オレは持参した〈絶望がループする編集済みの記憶〉を眺めながら、高鳴る胸を抑えた。その〈エディットボール〉は、真っ黒に美しく光っていて、〈黒〉も色のひとつなのだと改めて感じた。



 妻を殴ったオレは妻が被害届を出した事で1週間ほど警察署に留置され、取り調べを受けて解放された。


 マンションに戻ると、妻と子供の荷物がなくなったガラ空きの部屋になっていた。
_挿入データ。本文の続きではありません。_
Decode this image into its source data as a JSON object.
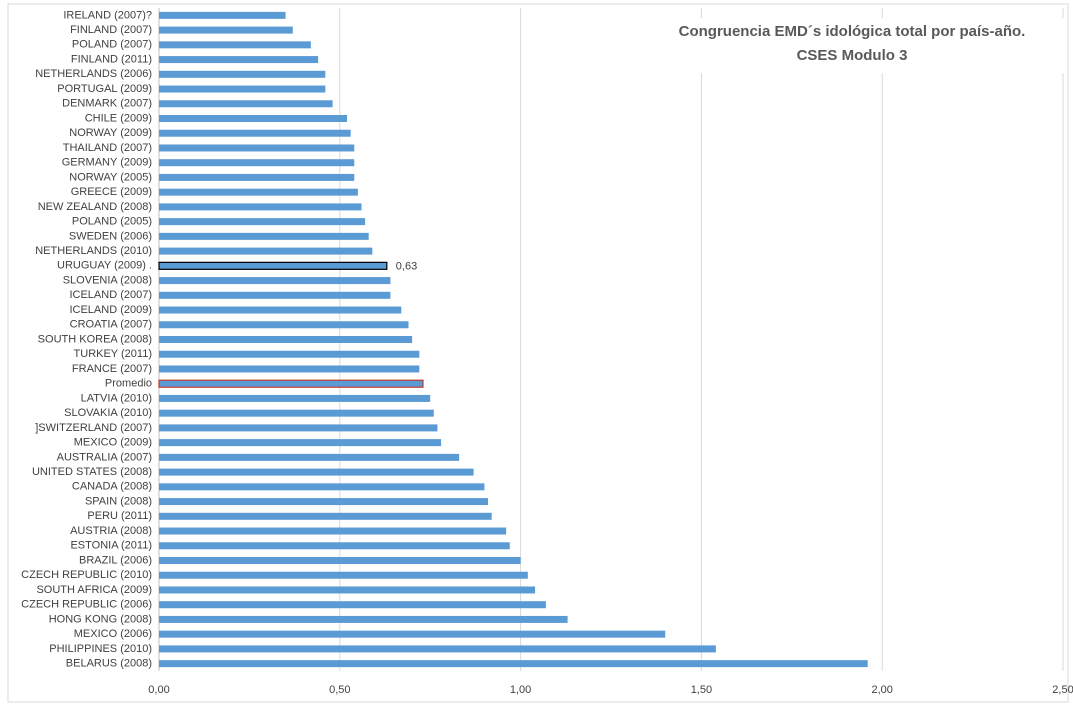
{
  "chart_data": {
    "type": "barh",
    "title": "Congruencia EMD´s idológica total  por país-año.",
    "subtitle": "CSES Modulo 3",
    "categories": [
      "IRELAND (2007)?",
      "FINLAND (2007)",
      "POLAND (2007)",
      "FINLAND (2011)",
      "NETHERLANDS (2006)",
      "PORTUGAL (2009)",
      "DENMARK (2007)",
      "CHILE (2009)",
      "NORWAY (2009)",
      "THAILAND (2007)",
      "GERMANY (2009)",
      "NORWAY (2005)",
      "GREECE (2009)",
      "NEW ZEALAND (2008)",
      "POLAND (2005)",
      "SWEDEN (2006)",
      "NETHERLANDS (2010)",
      "URUGUAY (2009) .",
      "SLOVENIA (2008)",
      "ICELAND (2007)",
      "ICELAND (2009)",
      "CROATIA (2007)",
      "SOUTH KOREA (2008)",
      "TURKEY (2011)",
      "FRANCE (2007)",
      "Promedio",
      "LATVIA (2010)",
      "SLOVAKIA (2010)",
      "]SWITZERLAND (2007)",
      "MEXICO (2009)",
      "AUSTRALIA (2007)",
      "UNITED STATES (2008)",
      "CANADA (2008)",
      "SPAIN (2008)",
      "PERU (2011)",
      "AUSTRIA (2008)",
      "ESTONIA (2011)",
      "BRAZIL (2006)",
      "CZECH REPUBLIC (2010)",
      "SOUTH AFRICA (2009)",
      "CZECH REPUBLIC (2006)",
      "HONG KONG (2008)",
      "MEXICO (2006)",
      "PHILIPPINES (2010)",
      "BELARUS (2008)"
    ],
    "values": [
      0.35,
      0.37,
      0.42,
      0.44,
      0.46,
      0.46,
      0.48,
      0.52,
      0.53,
      0.54,
      0.54,
      0.54,
      0.55,
      0.56,
      0.57,
      0.58,
      0.59,
      0.63,
      0.64,
      0.64,
      0.67,
      0.69,
      0.7,
      0.72,
      0.72,
      0.73,
      0.75,
      0.76,
      0.77,
      0.78,
      0.83,
      0.87,
      0.9,
      0.91,
      0.92,
      0.96,
      0.97,
      1.0,
      1.02,
      1.04,
      1.07,
      1.13,
      1.4,
      1.54,
      1.96
    ],
    "value_labels": [
      null,
      null,
      null,
      null,
      null,
      null,
      null,
      null,
      null,
      null,
      null,
      null,
      null,
      null,
      null,
      null,
      null,
      "0,63",
      null,
      null,
      null,
      null,
      null,
      null,
      null,
      null,
      null,
      null,
      null,
      null,
      null,
      null,
      null,
      null,
      null,
      null,
      null,
      null,
      null,
      null,
      null,
      null,
      null,
      null,
      null
    ],
    "color": "#5b9bd5",
    "bar_strokes": [
      null,
      null,
      null,
      null,
      null,
      null,
      null,
      null,
      null,
      null,
      null,
      null,
      null,
      null,
      null,
      null,
      null,
      "#000000",
      null,
      null,
      null,
      null,
      null,
      null,
      null,
      "#c0392b",
      null,
      null,
      null,
      null,
      null,
      null,
      null,
      null,
      null,
      null,
      null,
      null,
      null,
      null,
      null,
      null,
      null,
      null,
      null
    ],
    "xlim": [
      0,
      2.5
    ],
    "xticks": [
      {
        "value": 0,
        "label": "0,00"
      },
      {
        "value": 0.5,
        "label": "0,50"
      },
      {
        "value": 1,
        "label": "1,00"
      },
      {
        "value": 1.5,
        "label": "1,50"
      },
      {
        "value": 2,
        "label": "2,00"
      },
      {
        "value": 2.5,
        "label": "2,50"
      }
    ],
    "grid": true
  }
}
何もかもなくなったはずなのに、気配だけはまだ残ってて、子供の壁の落書きでさえ、強烈な存在感でオレを傷つける。


....突然、いろいろな絶望感をともなって恐ろしい記憶が勝手に頭の中で再生され始める。

それはとても強い勢いがあって、気をそらす事を許してくれない感情の流れだった。


(子供がいない、お前が悪い、オレは正しい、なぜオレは暴力をふるったんだ、オレは悪くない、後輩に怒鳴られたオレ、あんなに頑張ったのになんでオレが悪いのか、オレのことはどうでもいいのか、なぜオレの家族を奪うんだ、返してくれよ、もう帰ってこないんだ、オレは全てを失ったんだ、そういう男なんだ、オレは暴力をふるう男なんだ、仕事もミスだらけのダメな人間なんだ、家族には相応しくないんだ、、家族を愛していたんだ…
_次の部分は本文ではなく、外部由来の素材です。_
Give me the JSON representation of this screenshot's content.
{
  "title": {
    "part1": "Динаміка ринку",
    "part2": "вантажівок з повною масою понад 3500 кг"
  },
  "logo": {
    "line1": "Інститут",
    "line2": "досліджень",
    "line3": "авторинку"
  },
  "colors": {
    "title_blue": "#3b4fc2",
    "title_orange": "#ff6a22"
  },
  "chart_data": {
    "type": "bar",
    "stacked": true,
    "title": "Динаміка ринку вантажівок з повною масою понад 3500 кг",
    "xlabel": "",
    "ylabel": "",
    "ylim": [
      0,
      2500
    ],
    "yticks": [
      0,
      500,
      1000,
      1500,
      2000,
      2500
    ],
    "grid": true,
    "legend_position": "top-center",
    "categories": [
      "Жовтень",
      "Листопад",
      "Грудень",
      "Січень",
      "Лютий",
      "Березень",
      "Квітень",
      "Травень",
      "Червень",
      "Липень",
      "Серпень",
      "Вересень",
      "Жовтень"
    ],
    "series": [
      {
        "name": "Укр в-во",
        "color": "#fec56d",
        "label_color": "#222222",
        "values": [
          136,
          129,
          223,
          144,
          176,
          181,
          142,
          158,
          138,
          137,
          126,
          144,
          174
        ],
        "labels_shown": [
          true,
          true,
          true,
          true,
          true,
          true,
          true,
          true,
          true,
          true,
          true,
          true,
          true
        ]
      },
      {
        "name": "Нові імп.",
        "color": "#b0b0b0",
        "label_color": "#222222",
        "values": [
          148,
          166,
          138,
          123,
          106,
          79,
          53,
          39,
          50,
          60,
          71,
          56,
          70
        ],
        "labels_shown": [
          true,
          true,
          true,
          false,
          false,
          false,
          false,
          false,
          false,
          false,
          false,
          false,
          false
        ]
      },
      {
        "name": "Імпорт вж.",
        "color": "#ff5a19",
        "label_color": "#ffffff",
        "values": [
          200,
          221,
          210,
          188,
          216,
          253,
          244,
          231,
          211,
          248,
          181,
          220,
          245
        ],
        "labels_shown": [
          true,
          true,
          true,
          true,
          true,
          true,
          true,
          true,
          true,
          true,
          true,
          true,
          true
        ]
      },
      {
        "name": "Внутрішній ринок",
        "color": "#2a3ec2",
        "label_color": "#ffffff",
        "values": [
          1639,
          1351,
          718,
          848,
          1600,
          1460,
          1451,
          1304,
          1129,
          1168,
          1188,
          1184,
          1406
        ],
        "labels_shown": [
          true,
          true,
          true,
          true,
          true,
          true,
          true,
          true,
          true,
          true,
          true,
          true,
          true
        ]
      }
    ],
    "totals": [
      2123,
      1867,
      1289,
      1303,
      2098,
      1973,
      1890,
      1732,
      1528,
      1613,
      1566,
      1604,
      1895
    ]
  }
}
その愛する子供がいない、お前が悪い、オレは正しい… )


 ネガティブな感情の洪水がものすごいスピードで突如発生し、これが耐えられない痛みをともなう。感情なのに痛いのだ。

 最初は5分続いて5分おさまって〈虚無〉があり、また始まって…を繰り返し、

「感情の洪水」が続く時間が段々と長くなってきて

苦痛が耐えられなくなり

死ぬ事が〈救い〉に感じられるようになる。

楽になりたくなる。


(もうだぶん次の大きな波は耐えられないだろう。

 もう折れたい。次の波に耐える自信がない。

 もう痛いのはイヤだ。逃げたい。

 死ぬ準備をしておこう。

 いつ折れてもいいようにしよう。)


 こうしてオレは、マジックで心臓の位置に印をつけて、肋骨のスキマに包丁をセットした。
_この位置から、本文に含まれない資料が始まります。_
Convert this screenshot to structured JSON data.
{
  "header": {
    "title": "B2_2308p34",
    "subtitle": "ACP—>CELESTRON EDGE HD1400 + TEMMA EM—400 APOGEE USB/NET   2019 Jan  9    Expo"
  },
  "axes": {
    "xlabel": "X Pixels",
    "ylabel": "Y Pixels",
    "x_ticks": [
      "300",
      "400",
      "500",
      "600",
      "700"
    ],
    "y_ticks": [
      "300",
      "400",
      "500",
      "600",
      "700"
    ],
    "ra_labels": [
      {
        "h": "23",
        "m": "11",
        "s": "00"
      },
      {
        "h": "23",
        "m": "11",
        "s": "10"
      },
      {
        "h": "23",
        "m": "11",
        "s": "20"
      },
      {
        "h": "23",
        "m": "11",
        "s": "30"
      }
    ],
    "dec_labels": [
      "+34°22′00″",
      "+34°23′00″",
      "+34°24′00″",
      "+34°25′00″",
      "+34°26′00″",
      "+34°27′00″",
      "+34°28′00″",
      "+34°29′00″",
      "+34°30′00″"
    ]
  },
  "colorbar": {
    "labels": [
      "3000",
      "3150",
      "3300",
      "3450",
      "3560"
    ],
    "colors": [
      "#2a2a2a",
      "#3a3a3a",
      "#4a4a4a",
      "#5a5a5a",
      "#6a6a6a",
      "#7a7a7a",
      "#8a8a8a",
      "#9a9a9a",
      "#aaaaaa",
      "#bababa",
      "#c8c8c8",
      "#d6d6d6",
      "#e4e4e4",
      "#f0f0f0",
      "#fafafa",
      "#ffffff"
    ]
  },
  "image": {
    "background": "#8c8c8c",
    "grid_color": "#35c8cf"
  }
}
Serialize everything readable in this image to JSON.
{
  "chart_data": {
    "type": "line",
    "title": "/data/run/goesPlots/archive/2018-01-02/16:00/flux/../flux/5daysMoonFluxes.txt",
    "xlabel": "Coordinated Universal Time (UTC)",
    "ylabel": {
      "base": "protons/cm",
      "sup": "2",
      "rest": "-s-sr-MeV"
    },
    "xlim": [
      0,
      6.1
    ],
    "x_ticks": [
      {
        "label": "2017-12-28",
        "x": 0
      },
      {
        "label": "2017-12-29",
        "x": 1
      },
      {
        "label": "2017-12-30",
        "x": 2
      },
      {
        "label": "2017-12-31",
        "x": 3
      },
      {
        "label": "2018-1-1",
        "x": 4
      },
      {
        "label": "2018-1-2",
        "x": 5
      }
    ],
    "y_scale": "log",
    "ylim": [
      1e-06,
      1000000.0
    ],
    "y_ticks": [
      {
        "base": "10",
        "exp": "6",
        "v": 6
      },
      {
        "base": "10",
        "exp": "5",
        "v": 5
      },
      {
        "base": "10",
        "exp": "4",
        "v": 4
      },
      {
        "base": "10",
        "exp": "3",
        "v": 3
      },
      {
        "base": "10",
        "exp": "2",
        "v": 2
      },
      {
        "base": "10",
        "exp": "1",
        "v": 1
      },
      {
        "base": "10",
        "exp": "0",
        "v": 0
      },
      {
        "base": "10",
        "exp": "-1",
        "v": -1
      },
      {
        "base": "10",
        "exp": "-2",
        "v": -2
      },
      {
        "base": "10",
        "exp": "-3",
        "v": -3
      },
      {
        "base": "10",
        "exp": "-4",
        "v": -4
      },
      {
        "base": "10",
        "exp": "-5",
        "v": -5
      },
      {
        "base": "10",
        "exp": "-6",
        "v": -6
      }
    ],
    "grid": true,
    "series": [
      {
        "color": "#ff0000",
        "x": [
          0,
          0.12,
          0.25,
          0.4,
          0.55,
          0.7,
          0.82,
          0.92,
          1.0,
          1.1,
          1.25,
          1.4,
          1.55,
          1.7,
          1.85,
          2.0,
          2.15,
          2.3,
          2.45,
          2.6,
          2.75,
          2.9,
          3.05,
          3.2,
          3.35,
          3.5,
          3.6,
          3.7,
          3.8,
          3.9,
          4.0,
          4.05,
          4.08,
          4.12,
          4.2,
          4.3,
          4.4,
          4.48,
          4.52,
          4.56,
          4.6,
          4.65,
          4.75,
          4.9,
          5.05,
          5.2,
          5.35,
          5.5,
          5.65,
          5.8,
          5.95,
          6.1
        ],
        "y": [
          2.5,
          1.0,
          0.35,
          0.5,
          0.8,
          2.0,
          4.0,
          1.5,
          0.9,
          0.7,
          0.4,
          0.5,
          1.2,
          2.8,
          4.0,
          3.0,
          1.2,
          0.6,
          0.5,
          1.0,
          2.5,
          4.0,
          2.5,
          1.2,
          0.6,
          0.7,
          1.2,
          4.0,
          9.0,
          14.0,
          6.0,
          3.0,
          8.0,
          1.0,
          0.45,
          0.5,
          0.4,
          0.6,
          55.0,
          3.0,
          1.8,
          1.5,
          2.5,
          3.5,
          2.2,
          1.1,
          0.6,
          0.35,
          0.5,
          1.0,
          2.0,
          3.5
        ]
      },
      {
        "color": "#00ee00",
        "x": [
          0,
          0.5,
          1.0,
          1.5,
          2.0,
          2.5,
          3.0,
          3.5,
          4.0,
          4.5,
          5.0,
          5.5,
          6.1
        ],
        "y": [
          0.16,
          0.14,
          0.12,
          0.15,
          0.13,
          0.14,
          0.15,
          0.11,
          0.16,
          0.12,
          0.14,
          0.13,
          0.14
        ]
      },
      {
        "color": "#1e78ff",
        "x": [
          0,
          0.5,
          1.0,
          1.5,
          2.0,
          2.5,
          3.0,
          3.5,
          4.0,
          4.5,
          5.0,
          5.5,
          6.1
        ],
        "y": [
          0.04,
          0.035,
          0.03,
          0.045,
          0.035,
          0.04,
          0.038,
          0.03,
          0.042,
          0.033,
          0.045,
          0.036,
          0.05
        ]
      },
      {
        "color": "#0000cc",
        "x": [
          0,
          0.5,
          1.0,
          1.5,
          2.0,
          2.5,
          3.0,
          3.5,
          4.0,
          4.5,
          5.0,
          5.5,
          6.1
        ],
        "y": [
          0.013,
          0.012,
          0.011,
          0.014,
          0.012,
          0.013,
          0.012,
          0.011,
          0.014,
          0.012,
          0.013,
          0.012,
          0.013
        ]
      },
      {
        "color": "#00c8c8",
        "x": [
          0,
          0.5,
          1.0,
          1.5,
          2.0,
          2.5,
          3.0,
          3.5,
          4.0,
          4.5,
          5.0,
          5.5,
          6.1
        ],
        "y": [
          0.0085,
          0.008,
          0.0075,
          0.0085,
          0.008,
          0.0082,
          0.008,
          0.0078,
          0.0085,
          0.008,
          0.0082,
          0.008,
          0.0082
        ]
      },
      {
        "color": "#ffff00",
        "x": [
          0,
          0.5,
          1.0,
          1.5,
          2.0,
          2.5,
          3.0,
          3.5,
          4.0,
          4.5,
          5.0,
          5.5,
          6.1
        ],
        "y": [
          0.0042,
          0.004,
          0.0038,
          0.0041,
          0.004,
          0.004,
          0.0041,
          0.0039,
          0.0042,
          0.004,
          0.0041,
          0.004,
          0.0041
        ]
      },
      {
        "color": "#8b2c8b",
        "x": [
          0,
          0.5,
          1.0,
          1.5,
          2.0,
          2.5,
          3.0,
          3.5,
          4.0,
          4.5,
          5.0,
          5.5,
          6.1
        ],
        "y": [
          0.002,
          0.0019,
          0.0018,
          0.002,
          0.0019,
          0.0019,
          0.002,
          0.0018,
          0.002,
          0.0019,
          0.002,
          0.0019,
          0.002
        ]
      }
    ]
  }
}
「あの〈エディットボール〉は100点の出来ね。彼は優秀だわ!一発で〈絶望の無限ループ〉に自我を閉じ込めたわよ。タダくんと繋がってるパイプの細さはギリギリなので注意して、ワワさんとの間に繋がった〈運命のパイプ〉のエネルギー弁解放準備。こっちとの繋がりはワワさん経由でバイパスし安全を確保します。さぁ、ここからは秒単位の戦いです!何秒持つのかしら?ネガティブ深度をカウントして下さい」


 天使さまはまるでAIのように素早く正確に指示だす。


「目標深度98%まで、5秒前、4、3、2、1、目標深度到達。そのまま維持しています」  


 その時オレはその殆ど全てが自我そのものとなり、完璧に一体化して、暴走する〈絶望のループ〉を最高の解像度のクリアさで体験していた。


(もう、ダメだ。もう耐えられない…)


 オレは包丁の柄の部分を床に押し当て、体の力を抜きさえすれば刺さる体勢を取りながら、限界の時を待っていた。


「10秒経過…天使さまもう限界だと思います。」


「分かりました。20秒の所でワワさんとの〈運命のパイプ〉を接続状態にしてください。」


「大丈夫ですよ、もうすぐ終わりますから。」


 オレは何も聞こえない真っ暗な〈絶望の記憶〉のループの中で、唐突に友人の顔が思い浮かぶ。〈今のオレと似たような経験をした事のある友人だ。

 

 (夜中の3時でもしも電話が繋がったら、オレの命を〈保留〉にしよう。そして、全て話してすがりつけば、オレをなんとかしてくれるかも知れない。)


「それではアニマルスピリットさん達は、張り詰めた糸を切ってください、3.2.1…カット!」


 天使さまの合図でフクロウのスピリットが、ハサミでチョキンとオレの張り詰めた糸を切る。


その頃〈アース〉のオレは、友人に電話で何かをわめき散らし、まるで嘔吐物のような大量の涙を吐き出していた。

 バイブレーションがシフトする時、涙は出る。

 下がり切ったバイブレーションが、限界を迎えて少しずつ上がり始めた証拠だ。


 それから、深度が95%に戻るまでの永遠のように長い1時間、涙は流れ続けた。


 こうしてオレの〈深度98%〉体験は、万全の体制で安全に滞りなく無事終了した。


 終わって見れば、〈自殺未遂シーケンス〉はアースジャンキーのオレでも引くくらいに最低のクソ体験だった。完全に自我と一体になると、1ミリも〈ワクワクするような興奮〉を感じる事が出来なかった。


 ただただ、苦しかった。


 天使さまの評価はグッと上がって褒められたけど

 もう2度と体験したくない。それだけは断言したい。